As I write this, I’m remembering the thoughts of Shamus Culhane in his book, Animation: From Script to Screen. I’m sitting in the airport in Las Vegas, so I can’t get at the book, but I’ll have to pull it out for a reread when I get back to Los Angeles. If you haven’t read this book, I think you’ll like it. Especially his thoughts on tapping into your creativity.
I’m not sure CG animation lends itself to that creative trance as much as hand-drawn animation, but I do know that it’s possible, and I know some animators who work this way even if they don’t view it in those terms (perhaps because it sounds kind of new-agey?). Give it a try (realizing that you’re trying not to try, but that’s the beauty of it!).
* This statement will doubtless remind people of this: "[Milt] Kahl also hated having music or audio distractions while he was working, telling protegĂ© Richard Williams that, “I’m not smart enough to do two things at once.”
[Floyd] Norman said that the first rule of working in the animation wing was “never disturb Milt Kahl while he was working . . . The slightest noise would prove a distraction, and the irascible animator would soon visit those who talked too loudly, or dared to crank up the radio.
6 comments:
Brilliant post, Kevin!
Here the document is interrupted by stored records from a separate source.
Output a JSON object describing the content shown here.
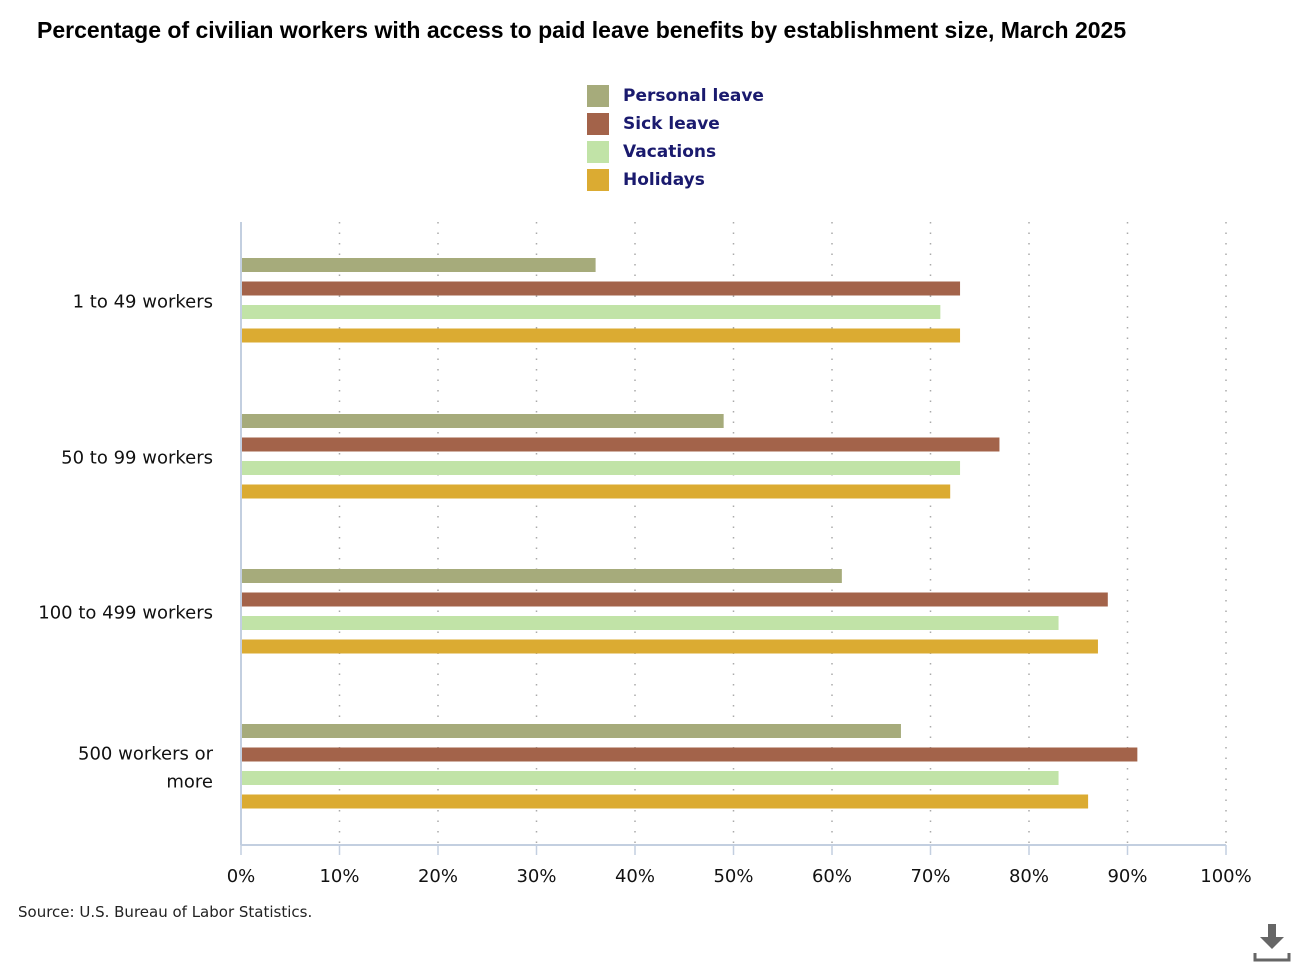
{
  "title": "Percentage of civilian workers with access to paid leave benefits by establishment size, March 2025",
  "legend": [
    {
      "label": "Personal leave",
      "color": "#a6ab7b"
    },
    {
      "label": "Sick leave",
      "color": "#a3634a"
    },
    {
      "label": "Vacations",
      "color": "#c1e3a7"
    },
    {
      "label": "Holidays",
      "color": "#dbab32"
    }
  ],
  "source": "Source: U.S. Bureau of Labor Statistics.",
  "download_icon": "download-icon",
  "chart_data": {
    "type": "bar",
    "orientation": "horizontal",
    "title": "Percentage of civilian workers with access to paid leave benefits by establishment size, March 2025",
    "categories": [
      [
        "1 to 49 workers"
      ],
      [
        "50 to 99 workers"
      ],
      [
        "100 to 499 workers"
      ],
      [
        "500 workers or",
        "more"
      ]
    ],
    "series": [
      {
        "name": "Personal leave",
        "color": "#a6ab7b",
        "values": [
          36,
          49,
          61,
          67
        ]
      },
      {
        "name": "Sick leave",
        "color": "#a3634a",
        "values": [
          73,
          77,
          88,
          91
        ]
      },
      {
        "name": "Vacations",
        "color": "#c1e3a7",
        "values": [
          71,
          73,
          83,
          83
        ]
      },
      {
        "name": "Holidays",
        "color": "#dbab32",
        "values": [
          73,
          72,
          87,
          86
        ]
      }
    ],
    "xlabel": "",
    "ylabel": "",
    "xlim": [
      0,
      100
    ],
    "xticks": [
      0,
      10,
      20,
      30,
      40,
      50,
      60,
      70,
      80,
      90,
      100
    ],
    "xtick_labels": [
      "0%",
      "10%",
      "20%",
      "30%",
      "40%",
      "50%",
      "60%",
      "70%",
      "80%",
      "90%",
      "100%"
    ],
    "grid": "vertical-dotted",
    "legend_position": "top-center"
  }
}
I couldn't agree more.
Well, an animator at Disney, now in Brasil, used to tell me to go with my first instinct as well.
I guess it's what they call "intuition", and it's what an animator is mostly paid for, not just pushing the mouse around! Or the pencil for that matter.
geat post!
R.
I learned to sculpt in College and I always approach it the same way in animation, you're just chipping away at the rock and for pretty much the very first few passes it looks like nothing useful until you break things down. Maybe I'm a bit off topic, but I can't do the pose to pose thing too well, I like beats, maybe an arm or part of the body moves there, maybe there's a pose here. And just flow from one into another. Then when you refine it you make it all move as one :)
Good topic :D!
Kevin,
Would you compare it to (very) old school 2D "straight ahead" animation, starting with frame 1 and going forward, as contrasted with "pose to pose"?
The best way of animating is a combination of both.
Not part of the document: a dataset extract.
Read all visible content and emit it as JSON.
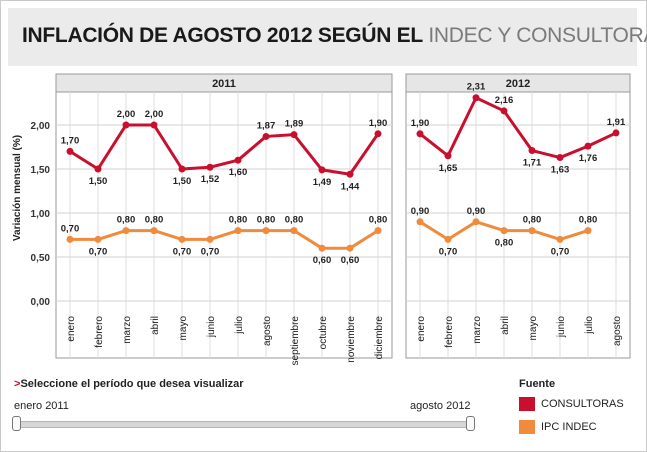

Sorry, just got back from vacation, so I didn't get to this (and frankly, I'm much more responsive to comments on the SynchroLux posts over at the actual site).
Anyway, thanks for the positive feedback, and to anonymous I would say that you can let your intuition go and animate from the gut both straight ahead and pose to pose. I think someone doing very strict pose-to-pose work, with detailed keys that are unlikely to change, is going to be doing most of their right-brain work in the thumbnailing stage. Which is why I've never been totally comfortable working strictly pose-to-pose, despite how well it works for some people.
Also, realize that when one works straight ahead, it does not mean one works without careful planning before starting to animate. A lot of people seem to neglect that part of the process. Hope that helps.